Un contexte différent des années 1990

La dernière fois que la valeur des maisons a reculé, c'est au milieu des années 1990. En moyenne, le Québec enregistrait un recul de 3,4% du prix des propriétés résidentielles en 1995, une année qui suivait cinq ans de stagnation.

Hélène Bégin note toutefois que le contexte était bien différent. À l'époque, il y avait un surplus de condos et de logements locatifs. Le taux d'inoccupation des immeubles multi-résidentiels dépassaient les 7%, comparativement à moins de 3% aujourd'hui.

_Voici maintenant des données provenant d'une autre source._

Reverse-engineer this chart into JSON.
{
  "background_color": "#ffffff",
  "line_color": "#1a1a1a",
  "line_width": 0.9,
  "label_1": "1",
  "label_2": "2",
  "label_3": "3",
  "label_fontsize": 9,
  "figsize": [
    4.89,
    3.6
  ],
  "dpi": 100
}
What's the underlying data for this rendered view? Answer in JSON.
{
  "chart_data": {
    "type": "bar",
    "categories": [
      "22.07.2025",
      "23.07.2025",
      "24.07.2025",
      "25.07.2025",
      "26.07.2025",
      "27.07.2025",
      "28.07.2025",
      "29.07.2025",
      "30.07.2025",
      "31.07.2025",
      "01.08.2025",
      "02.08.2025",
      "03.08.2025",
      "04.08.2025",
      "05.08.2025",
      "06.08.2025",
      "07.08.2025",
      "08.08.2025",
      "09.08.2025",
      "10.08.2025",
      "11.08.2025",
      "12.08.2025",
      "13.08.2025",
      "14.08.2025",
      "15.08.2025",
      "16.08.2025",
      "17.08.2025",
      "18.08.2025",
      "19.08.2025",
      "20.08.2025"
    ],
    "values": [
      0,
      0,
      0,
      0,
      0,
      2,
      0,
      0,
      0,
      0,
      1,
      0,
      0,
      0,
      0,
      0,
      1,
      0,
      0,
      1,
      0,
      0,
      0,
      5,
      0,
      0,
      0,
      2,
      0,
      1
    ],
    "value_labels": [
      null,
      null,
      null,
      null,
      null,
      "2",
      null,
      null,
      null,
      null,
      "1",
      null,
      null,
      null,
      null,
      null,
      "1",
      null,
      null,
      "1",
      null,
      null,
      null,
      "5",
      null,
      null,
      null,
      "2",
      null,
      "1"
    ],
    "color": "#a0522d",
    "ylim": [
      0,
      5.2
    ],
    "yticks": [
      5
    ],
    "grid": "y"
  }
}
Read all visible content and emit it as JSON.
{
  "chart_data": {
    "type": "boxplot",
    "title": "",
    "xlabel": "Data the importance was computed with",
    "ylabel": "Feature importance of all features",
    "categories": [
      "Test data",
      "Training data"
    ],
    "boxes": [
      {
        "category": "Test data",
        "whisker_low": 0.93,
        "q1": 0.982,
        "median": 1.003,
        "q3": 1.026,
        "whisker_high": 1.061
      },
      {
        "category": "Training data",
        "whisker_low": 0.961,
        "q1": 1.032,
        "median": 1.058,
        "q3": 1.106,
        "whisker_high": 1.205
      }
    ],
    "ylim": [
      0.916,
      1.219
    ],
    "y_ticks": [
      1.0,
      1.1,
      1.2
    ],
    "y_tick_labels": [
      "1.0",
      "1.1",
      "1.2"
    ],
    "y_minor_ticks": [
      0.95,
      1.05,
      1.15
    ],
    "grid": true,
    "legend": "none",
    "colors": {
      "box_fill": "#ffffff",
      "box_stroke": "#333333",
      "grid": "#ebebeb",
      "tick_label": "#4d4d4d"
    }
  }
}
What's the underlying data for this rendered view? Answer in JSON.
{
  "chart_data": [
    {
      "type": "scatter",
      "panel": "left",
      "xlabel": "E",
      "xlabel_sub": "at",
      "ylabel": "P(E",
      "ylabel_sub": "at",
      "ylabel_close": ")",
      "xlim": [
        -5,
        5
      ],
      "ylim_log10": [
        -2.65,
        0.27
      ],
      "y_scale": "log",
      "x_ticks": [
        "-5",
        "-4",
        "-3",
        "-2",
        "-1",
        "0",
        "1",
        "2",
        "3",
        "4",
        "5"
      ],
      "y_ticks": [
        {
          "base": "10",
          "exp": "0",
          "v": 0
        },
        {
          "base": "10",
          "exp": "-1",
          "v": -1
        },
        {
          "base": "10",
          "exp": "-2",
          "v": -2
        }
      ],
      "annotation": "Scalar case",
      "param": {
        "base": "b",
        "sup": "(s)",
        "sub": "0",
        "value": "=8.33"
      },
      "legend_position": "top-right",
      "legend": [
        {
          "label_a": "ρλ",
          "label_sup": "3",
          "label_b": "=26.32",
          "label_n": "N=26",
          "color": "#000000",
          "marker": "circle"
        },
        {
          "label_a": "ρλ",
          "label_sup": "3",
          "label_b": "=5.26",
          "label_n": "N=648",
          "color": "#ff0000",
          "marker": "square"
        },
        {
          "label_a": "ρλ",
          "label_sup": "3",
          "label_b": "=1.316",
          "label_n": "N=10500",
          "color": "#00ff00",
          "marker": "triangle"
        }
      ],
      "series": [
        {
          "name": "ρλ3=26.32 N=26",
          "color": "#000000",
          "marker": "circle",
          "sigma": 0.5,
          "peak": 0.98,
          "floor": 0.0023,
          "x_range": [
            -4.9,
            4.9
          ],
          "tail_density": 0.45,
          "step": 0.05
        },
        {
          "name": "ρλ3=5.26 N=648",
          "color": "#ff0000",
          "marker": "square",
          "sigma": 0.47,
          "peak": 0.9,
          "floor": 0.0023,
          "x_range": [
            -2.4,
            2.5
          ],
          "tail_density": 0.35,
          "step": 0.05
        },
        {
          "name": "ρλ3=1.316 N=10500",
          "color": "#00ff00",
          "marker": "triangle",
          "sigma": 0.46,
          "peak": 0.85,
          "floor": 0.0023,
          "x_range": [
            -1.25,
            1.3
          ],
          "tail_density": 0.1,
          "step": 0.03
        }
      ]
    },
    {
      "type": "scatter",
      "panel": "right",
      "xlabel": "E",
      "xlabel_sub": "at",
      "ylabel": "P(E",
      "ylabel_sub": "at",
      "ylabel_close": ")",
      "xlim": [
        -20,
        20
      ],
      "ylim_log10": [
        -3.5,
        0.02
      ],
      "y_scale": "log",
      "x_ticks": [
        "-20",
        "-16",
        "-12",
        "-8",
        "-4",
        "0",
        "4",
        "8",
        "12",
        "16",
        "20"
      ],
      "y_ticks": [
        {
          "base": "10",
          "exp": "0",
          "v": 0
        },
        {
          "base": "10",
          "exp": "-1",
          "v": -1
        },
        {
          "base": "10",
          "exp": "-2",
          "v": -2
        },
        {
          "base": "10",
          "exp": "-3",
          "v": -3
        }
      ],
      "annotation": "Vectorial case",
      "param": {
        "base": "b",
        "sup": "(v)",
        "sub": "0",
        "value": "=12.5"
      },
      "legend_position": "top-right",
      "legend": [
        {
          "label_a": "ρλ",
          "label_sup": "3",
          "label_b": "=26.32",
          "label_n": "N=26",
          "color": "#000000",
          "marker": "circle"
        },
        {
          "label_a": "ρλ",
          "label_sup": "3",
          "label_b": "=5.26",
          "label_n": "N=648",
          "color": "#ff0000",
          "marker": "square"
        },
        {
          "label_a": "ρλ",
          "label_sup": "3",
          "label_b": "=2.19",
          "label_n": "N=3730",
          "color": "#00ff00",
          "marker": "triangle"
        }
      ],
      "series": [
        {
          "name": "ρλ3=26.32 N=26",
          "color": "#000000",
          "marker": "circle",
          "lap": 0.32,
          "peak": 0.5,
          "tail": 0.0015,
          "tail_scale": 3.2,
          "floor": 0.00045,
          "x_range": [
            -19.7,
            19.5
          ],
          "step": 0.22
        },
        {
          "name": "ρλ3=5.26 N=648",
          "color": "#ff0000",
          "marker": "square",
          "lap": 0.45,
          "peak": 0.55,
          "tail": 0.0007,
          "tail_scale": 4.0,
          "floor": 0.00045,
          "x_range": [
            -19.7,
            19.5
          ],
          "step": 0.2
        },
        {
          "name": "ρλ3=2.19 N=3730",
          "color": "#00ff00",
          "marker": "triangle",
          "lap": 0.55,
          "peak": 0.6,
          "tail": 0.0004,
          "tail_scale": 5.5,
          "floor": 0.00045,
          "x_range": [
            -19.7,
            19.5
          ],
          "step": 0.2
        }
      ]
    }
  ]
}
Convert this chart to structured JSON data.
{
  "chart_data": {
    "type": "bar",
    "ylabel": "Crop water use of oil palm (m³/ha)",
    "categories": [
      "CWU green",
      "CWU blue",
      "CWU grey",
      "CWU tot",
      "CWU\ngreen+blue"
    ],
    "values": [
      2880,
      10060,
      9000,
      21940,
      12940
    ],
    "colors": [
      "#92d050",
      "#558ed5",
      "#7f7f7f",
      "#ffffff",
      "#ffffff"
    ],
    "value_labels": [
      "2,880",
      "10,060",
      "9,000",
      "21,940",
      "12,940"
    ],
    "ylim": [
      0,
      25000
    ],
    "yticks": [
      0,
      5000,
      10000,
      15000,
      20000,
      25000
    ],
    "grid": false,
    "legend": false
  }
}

Qui plus est, les taux d'intérêt étaient significativement plus élevés. Les taux affichés pour une hypothèque avec un terme de trois ans étaient de 8,25%, comparativement à 4,5% aujourd'hui.

Certes, le vieillissement des baby-boomers devrait changer la composition de la demande au cours des prochaines années. Mais les personnes âgées déménagent dans une résidence de plus en plus tard (75 ans en moyenne), dit Mme Bégin. C'est sans compter que l'immigration, la nouvelle vague de naissances et la reprise économique pourraient contrebalancer cet effet, selon les nouvelles statistiques disponibles.

Maurice Marchon résume bien la philosophie qui devrait guider les acheteurs. «Il n'y aura pas d'argent à faire dans le résidentiel d'ici cinq ans. Une maison n'est pas un investissement, mais une dépense pour une qualité de vie. Mieux vaut investir dans les actions en Bourse», dit-il.